For a moment, he saw things as Agert and the others must. The song folded him into itself, and he saw great shapes dancing in the light of phosphorescent mould. The fungal spheres were not simply spheres but shapes that were all things and none, silvery and bright. There were faces there, and he could hear them crying out, impatient and eager to be born. To see the light and taste the air.

He knew what they were. Every underjack did. They were the reason men kept to the roads and never went into the forests. The reason that the pyre-gangs had been formed, to clean the land around the city walls. They were worse than any orruk or troggoth. Older than any city, they had ruled this realm once, and some thought they would again, though it was a fool who spoke of such heresies where the witch-takers might hear.

And even as he recognised them, he knew at last what Guld had been trying to say. What Dayla had been afraid of. He knew her name now, though he could not say it.

They are beautiful, aren’t they, she whispered, in a voice like rustling leaves. And strong. So strong. Stronger than flesh, stronger than stone and steel. And they are kind, my children. So kind. They let you hear the song. They let you join it. Her voice became harsh. Sharp, like branches cracking in the cold. It is a kindness that you do not deserve.

He felt a different sort of heat now, and crushing, grinding pain. Smoke filled his lungs, and his flesh blistered. You burned them. Chopped them and beat them. For what? A grove of stone and iron? Is this what he teaches you, your God-King?

Tooms wanted to scream, but had no tongue. He wanted to beg forgiveness, to flee, but could do neither. Her eyes filled his vision, burning like the green suns of Ghyran, boiling into him, searing away all his courage and hope. Leaving him hollow and withered.

Stone does not live. Iron does not live. It is cruel.

He saw Greywater Fastness, a jumble of hard angles, and choking smog. Narrow streets, filled with huddled forms, and clattering machinery. Home, but distorted to grotesque proportions that he barely recognised. A darksome blotch – a tumour of stone. Was this how they saw it?

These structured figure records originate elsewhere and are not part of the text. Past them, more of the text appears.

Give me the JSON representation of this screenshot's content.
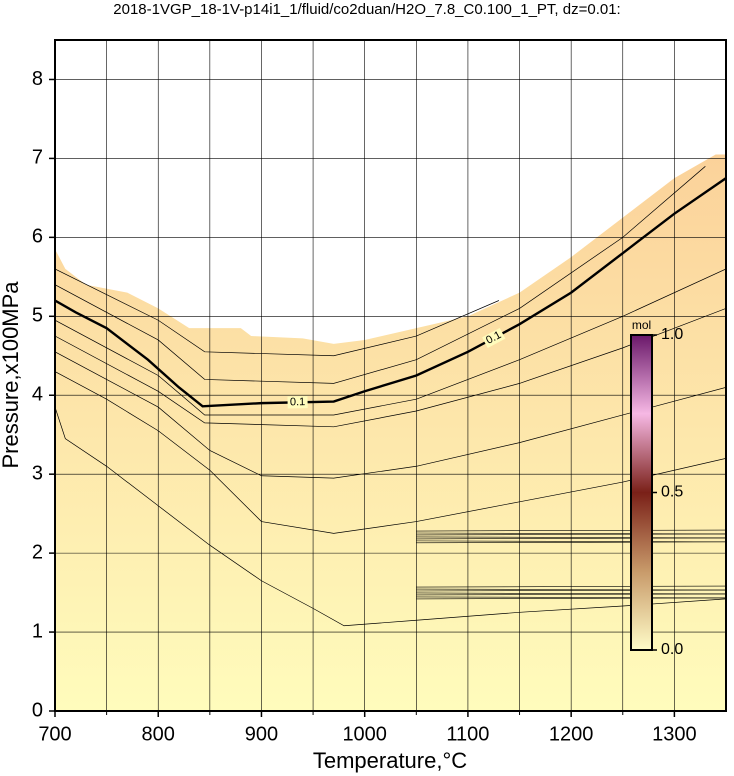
{
  "chart_data": {
    "type": "contour",
    "title": "2018-1VGP_18-1V-p14i1_1/fluid/co2duan/H2O_7.8_C0.100_1_PT, dz=0.01:",
    "x_label": "Temperature,°C",
    "y_label": "Pressure,x100MPa",
    "xlim": [
      700,
      1350
    ],
    "ylim": [
      0,
      8.5
    ],
    "xticks": [
      700,
      800,
      900,
      1000,
      1100,
      1200,
      1300
    ],
    "yticks": [
      0,
      1,
      2,
      3,
      4,
      5,
      6,
      7,
      8
    ],
    "minor_xticks": [
      750,
      850,
      950,
      1050,
      1150,
      1250
    ],
    "grid": true,
    "fill": {
      "x": [
        700,
        710,
        730,
        770,
        800,
        830,
        880,
        890,
        940,
        970,
        1000,
        1050,
        1100,
        1150,
        1200,
        1250,
        1300,
        1340,
        1350
      ],
      "y": [
        5.85,
        5.6,
        5.4,
        5.3,
        5.1,
        4.85,
        4.85,
        4.75,
        4.72,
        4.65,
        4.7,
        4.85,
        5.0,
        5.3,
        5.75,
        6.25,
        6.75,
        7.05,
        7.05
      ],
      "color_top": "#fbd29a",
      "color_bottom": "#fffcbc"
    },
    "contours": [
      {
        "x": [
          700,
          710,
          750,
          800,
          850,
          900,
          950,
          980,
          1050,
          1150,
          1250,
          1350
        ],
        "y": [
          3.85,
          3.45,
          3.1,
          2.6,
          2.1,
          1.65,
          1.3,
          1.08,
          1.15,
          1.25,
          1.33,
          1.42
        ]
      },
      {
        "x": [
          700,
          750,
          800,
          850,
          900,
          970,
          1050,
          1150,
          1250,
          1350
        ],
        "y": [
          4.3,
          3.95,
          3.55,
          3.05,
          2.4,
          2.25,
          2.4,
          2.65,
          2.9,
          3.2
        ]
      },
      {
        "x": [
          700,
          800,
          850,
          900,
          970,
          1050,
          1150,
          1250,
          1350
        ],
        "y": [
          4.55,
          3.85,
          3.3,
          2.98,
          2.95,
          3.1,
          3.4,
          3.75,
          4.1
        ]
      },
      {
        "x": [
          700,
          800,
          845,
          970,
          1050,
          1150,
          1250,
          1350
        ],
        "y": [
          4.75,
          4.05,
          3.65,
          3.6,
          3.8,
          4.15,
          4.6,
          5.1
        ]
      },
      {
        "x": [
          700,
          800,
          845,
          970,
          1050,
          1150,
          1250,
          1350
        ],
        "y": [
          4.95,
          4.25,
          3.75,
          3.75,
          3.95,
          4.45,
          5.0,
          5.6
        ]
      },
      {
        "label": "0.1",
        "x": [
          700,
          720,
          750,
          790,
          820,
          843,
          900,
          970,
          1000,
          1050,
          1100,
          1150,
          1200,
          1250,
          1300,
          1350
        ],
        "y": [
          5.2,
          5.05,
          4.85,
          4.45,
          4.1,
          3.86,
          3.9,
          3.92,
          4.05,
          4.25,
          4.55,
          4.9,
          5.3,
          5.8,
          6.3,
          6.75
        ]
      },
      {
        "x": [
          700,
          800,
          845,
          970,
          1050,
          1150,
          1250,
          1330
        ],
        "y": [
          5.4,
          4.7,
          4.2,
          4.15,
          4.45,
          5.1,
          6.0,
          6.9
        ]
      },
      {
        "x": [
          700,
          800,
          845,
          970,
          1050,
          1130
        ],
        "y": [
          5.6,
          4.95,
          4.55,
          4.5,
          4.75,
          5.2
        ]
      }
    ],
    "bands": [
      {
        "x": [
          1050,
          1350
        ],
        "y": [
          2.13,
          2.28
        ]
      },
      {
        "x": [
          1050,
          1350
        ],
        "y": [
          1.42,
          1.57
        ]
      }
    ],
    "colorbar": {
      "label": "mol",
      "lim": [
        0,
        1
      ],
      "ticks": [
        {
          "value": 0,
          "label": "0.0"
        },
        {
          "value": 0.5,
          "label": "0.5"
        },
        {
          "value": 1,
          "label": "1.0"
        }
      ],
      "colors": [
        "#fffcc8",
        "#c89a6a",
        "#7a2018",
        "#f6b8e4",
        "#6a186a"
      ]
    }
  }
}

But we are kind… so kind. And you will thank us, when the rains fall, and the streets sprout, and you all, at last, hear the song he has denied you.

The city changed. It twisted and thrashed and was no longer a beast of stone and iron, but a great, heaving mound of fleshy, fungal growth. And within its runnels, hundreds of thousands of shaggy, unmoving shapes the colour of the dawn.